“Fifty years ago, more or less, if an athlete suffered a torn ACL or the Anterior Cruciate Ligament, an injury that had never been diagnosed then, their career would have been over. They would have gone home to try to recover from what might have been termed a severely sprained knee, or maybe open surgery would have been tried. In either event, competitive athletics on a level more involving than teaching the kids to play catch would have been out of the question. Today, if an athlete suffers a torn ACL and they don’t come back to play, people will ask what went wrong with the surgery,” says Harlan Selesnick, MD.
“It is not just knee ligament injuries that are treatable now. Anatomical knowledge coupled with modern surgical techniques and revved up imaging have revolutionized shoulder, elbow, and ankle injuries too. Today’s athlete, professional or recreational, is in much better hands than ever before. Sports medicine as a subspecialty has come into its own. That isn’t to say the progress is slowing. Practitioners say big changes involving tissue engineering and cell regrowth are under way and will accelerate. Sports medicine is evolving daily,”says Selesnick. “The methods of meniscal repair and ACL reconstruction, PCL reconstruction, shoulder anchors and sutures, and certainly rotator cuff repair have improved dramatically just in the last 5 years.”
Selesnick, a sports medicine orthopedist, is the designated physician for the Miami Heat basketball team among his other roles. He is also chief of orthotic surgery at South Miami Hospital and a frequent consultant to the National Football League and its players on injury treatment and prevention. Selesnick said that the injuries suffered by players have not changed that much in the last few decades. Throwers still get shoulder and elbow injuries. Jumpers still hurt their knees and ankles. Gross contact sports like football still exact their toll in blown knees, fractures, and concussions.

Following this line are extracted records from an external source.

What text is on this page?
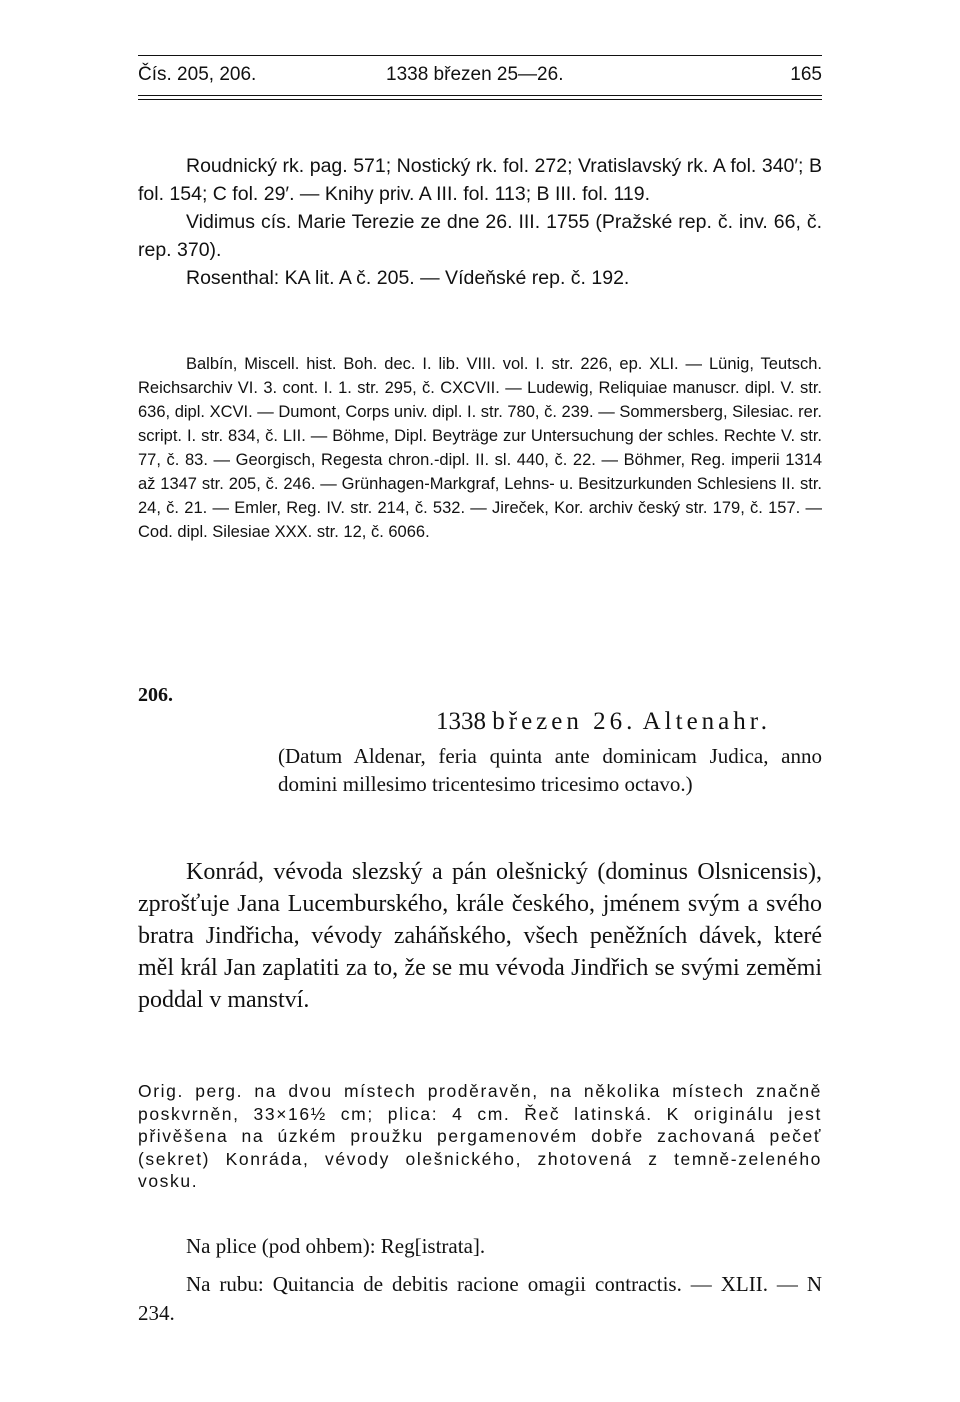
Čís. 205, 206.	1338 březen 25—26.	165

Roudnický rk. pag. 571; Nostický rk. fol. 272; Vratislavský rk. A fol. 340′; B fol. 154; C fol. 29′. — Knihy priv. A III. fol. 113; B III. fol. 119.

Vidimus cís. Marie Terezie ze dne 26. III. 1755 (Pražské rep. č. inv. 66, č. rep. 370).

Rosenthal: KA lit. A č. 205. — Vídeňské rep. č. 192.

Balbín, Miscell. hist. Boh. dec. I. lib. VIII. vol. I. str. 226, ep. XLI. — Lünig, Teutsch. Reichsarchiv VI. 3. cont. I. 1. str. 295, č. CXCVII. — Ludewig, Reliquiae manuscr. dipl. V. str. 636, dipl. XCVI. — Dumont, Corps univ. dipl. I. str. 780, č. 239. — Sommersberg, Silesiac. rer. script. I. str. 834, č. LII. — Böhme, Dipl. Beyträge zur Untersuchung der schles. Rechte V. str. 77, č. 83. — Georgisch, Regesta chron.-dipl. II. sl. 440, č. 22. — Böhmer, Reg. imperii 1314 až 1347 str. 205, č. 246. — Grünhagen-Markgraf, Lehns- u. Besitzurkunden Schlesiens II. str. 24, č. 21. — Emler, Reg. IV. str. 214, č. 532. — Jireček, Kor. archiv český str. 179, č. 157. — Cod. dipl. Silesiae XXX. str. 12, č. 6066.

206.
1338 březen 26. Altenahr.

(Datum Aldenar, feria quinta ante dominicam Judica, anno domini millesimo tricentesimo tricesimo octavo.)

Konrád, vévoda slezský a pán olešnický (dominus Olsnicensis), zprošťuje Jana Lucemburského, krále českého, jménem svým a svého bratra Jindřicha, vévody zaháňského, všech peněžních dávek, které měl král Jan zaplatiti za to, že se mu vévoda Jindřich se svými zeměmi poddal v manství.

Orig. perg. na dvou místech proděravěn, na několika místech značně poskvrněn, 33×16½ cm; plica: 4 cm. Řeč latinská. K originálu jest přivěšena na úzkém proužku pergamenovém dobře zachovaná pečeť (sekret) Konráda, vévody olešnického, zhotovená z temně-zeleného vosku.

Na plice (pod ohbem): Reg[istrata].

Na rubu: Quitancia de debitis racione omagii contractis. — XLII. — N 234.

“The injuries aren’t that different,” he says. “It’s the treatments that have changed. In many circumstances, today’s athletes can return to play at the highest level. The emphasis has been on treatments, not on taking the heart out of games with pages of rules to prevent injuries. Of course, there are exceptions where sports have changed in response to injury patterns.”
Selesnick points to tennis where changes in racquet technique and methods of stroking the ball have reduced the incidence of the infamous tennis elbow, but have in turn increased stresses on shoulders and wrists, so that injuries there are more common.

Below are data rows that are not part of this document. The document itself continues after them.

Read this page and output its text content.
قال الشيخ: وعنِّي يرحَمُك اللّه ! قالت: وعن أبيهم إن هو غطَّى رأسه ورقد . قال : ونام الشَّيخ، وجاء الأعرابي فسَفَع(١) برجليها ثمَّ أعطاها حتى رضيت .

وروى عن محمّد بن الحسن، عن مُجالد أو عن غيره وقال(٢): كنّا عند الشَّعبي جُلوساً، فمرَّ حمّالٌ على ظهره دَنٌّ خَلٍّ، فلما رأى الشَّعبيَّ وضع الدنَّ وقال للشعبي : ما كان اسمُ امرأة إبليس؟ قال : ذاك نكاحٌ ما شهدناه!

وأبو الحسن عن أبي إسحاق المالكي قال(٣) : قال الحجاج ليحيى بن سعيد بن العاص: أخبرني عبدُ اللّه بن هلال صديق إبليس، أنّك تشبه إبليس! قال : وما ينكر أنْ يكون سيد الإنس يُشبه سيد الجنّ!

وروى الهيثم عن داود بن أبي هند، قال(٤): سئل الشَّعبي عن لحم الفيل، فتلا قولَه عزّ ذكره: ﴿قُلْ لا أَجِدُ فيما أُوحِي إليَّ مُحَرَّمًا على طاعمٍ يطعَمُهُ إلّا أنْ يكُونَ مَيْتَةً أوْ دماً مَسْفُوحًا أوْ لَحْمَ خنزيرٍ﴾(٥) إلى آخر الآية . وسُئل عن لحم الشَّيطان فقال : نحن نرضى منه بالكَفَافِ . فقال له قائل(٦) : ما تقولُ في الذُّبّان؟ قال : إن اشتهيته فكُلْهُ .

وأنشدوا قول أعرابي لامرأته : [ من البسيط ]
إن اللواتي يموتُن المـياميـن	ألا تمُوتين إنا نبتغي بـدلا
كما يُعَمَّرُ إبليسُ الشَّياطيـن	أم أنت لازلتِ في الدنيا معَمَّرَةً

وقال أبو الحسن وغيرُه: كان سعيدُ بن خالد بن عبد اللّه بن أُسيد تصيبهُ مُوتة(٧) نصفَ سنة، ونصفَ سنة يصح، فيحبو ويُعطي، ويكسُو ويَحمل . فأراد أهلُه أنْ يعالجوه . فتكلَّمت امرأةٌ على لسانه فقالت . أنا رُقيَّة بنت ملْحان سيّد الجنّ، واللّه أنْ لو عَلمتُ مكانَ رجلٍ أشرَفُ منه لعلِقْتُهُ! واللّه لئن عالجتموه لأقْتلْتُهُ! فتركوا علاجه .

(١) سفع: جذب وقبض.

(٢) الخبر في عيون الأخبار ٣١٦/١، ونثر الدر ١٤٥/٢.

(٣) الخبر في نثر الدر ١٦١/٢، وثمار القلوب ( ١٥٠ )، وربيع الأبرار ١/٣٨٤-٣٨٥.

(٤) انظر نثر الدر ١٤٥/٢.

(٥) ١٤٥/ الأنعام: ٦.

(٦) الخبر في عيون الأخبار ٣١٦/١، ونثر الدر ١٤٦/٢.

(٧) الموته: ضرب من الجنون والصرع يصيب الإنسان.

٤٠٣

Sports medicine doctors have also directly caused some sports to change rules. Rick Weinstein, MD, director of sports medicine at Bone & Joint Associates in White Plains, NY, points to rule changes in football that outlawed spear tackling, a tackler must now keep his head up as an instance where doctors lobbied coaches and team administrators to better protect athletes and then saw those efforts translated into regulations. Weinstein works with college athletes in a number of sports and he attends to football players at several high schools, but his work with professional athletes is largely with boxers. He was a doctor at ringside at Madison Square Garden last fall when Felix Trinidad, making a comeback, knocked out Ricardo Mayorga in the eighth round.

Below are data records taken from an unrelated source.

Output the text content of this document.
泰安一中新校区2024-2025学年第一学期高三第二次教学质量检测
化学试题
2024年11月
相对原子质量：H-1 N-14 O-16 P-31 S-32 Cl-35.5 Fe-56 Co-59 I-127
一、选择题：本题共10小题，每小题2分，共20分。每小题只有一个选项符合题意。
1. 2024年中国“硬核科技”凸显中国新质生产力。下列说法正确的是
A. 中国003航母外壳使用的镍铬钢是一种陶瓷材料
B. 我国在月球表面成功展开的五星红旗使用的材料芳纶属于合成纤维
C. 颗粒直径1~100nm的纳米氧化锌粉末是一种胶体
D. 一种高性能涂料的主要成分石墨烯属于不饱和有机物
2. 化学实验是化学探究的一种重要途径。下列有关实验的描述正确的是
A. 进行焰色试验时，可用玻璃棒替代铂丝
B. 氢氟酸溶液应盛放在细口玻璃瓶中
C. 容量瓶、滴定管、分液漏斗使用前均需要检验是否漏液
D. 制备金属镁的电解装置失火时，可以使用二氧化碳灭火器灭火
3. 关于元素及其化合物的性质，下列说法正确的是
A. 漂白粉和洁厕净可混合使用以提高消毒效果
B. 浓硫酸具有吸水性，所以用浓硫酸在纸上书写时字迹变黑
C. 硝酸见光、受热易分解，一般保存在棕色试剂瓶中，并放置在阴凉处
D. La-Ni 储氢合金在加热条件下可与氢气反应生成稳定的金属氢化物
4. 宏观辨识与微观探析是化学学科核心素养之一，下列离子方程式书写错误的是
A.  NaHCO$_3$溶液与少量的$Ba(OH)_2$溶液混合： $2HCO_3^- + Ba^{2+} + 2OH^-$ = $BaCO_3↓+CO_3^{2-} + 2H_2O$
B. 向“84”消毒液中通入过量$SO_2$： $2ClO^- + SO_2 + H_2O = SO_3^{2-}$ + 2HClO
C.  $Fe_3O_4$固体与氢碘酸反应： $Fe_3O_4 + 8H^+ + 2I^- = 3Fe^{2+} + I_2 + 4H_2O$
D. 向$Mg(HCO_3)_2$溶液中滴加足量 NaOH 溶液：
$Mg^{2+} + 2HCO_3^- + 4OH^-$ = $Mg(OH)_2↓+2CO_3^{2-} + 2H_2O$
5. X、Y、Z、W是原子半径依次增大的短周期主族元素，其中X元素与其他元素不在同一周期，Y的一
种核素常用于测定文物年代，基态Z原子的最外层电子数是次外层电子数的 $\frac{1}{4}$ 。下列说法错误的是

“It was the greatest fight I ever saw,” he says and he saw it up close from Trinidad’s corner. Weinstein gets a little defensive about boxing because according to him, the AMA is officially opposed to boxing as a sport. Nonetheless, there are fewer injuries in boxing than in cheerleading. He is proud that sports doctors like him have got New York State to mandate that three doctors be at ringside for every fight, one in each fighter’s corner and a third to examine both fighters after a match. He applauds the fact that championship fights have gone from 15 rounds down to 12 and that postfight examinations focus closely on signs of concussion. But he says, “Federal rules are needed to make sure that there are doctors at ringside in every state, and that the doctors in attendance are specialists. In some states, there is no doctor and sometimes a gynecologist is the only doctor at ringside.”
While these are ways and there are more, rules forbidding high school football players to return to action less than 30 minutes after a blow to the head, for instance in which sports medicine doctors and researchers have altered playing conditions, most of the sports medicine advances in the last 50 years, as Selesnick indicates, have had their impact off the field, in the surgical suite or the therapy center.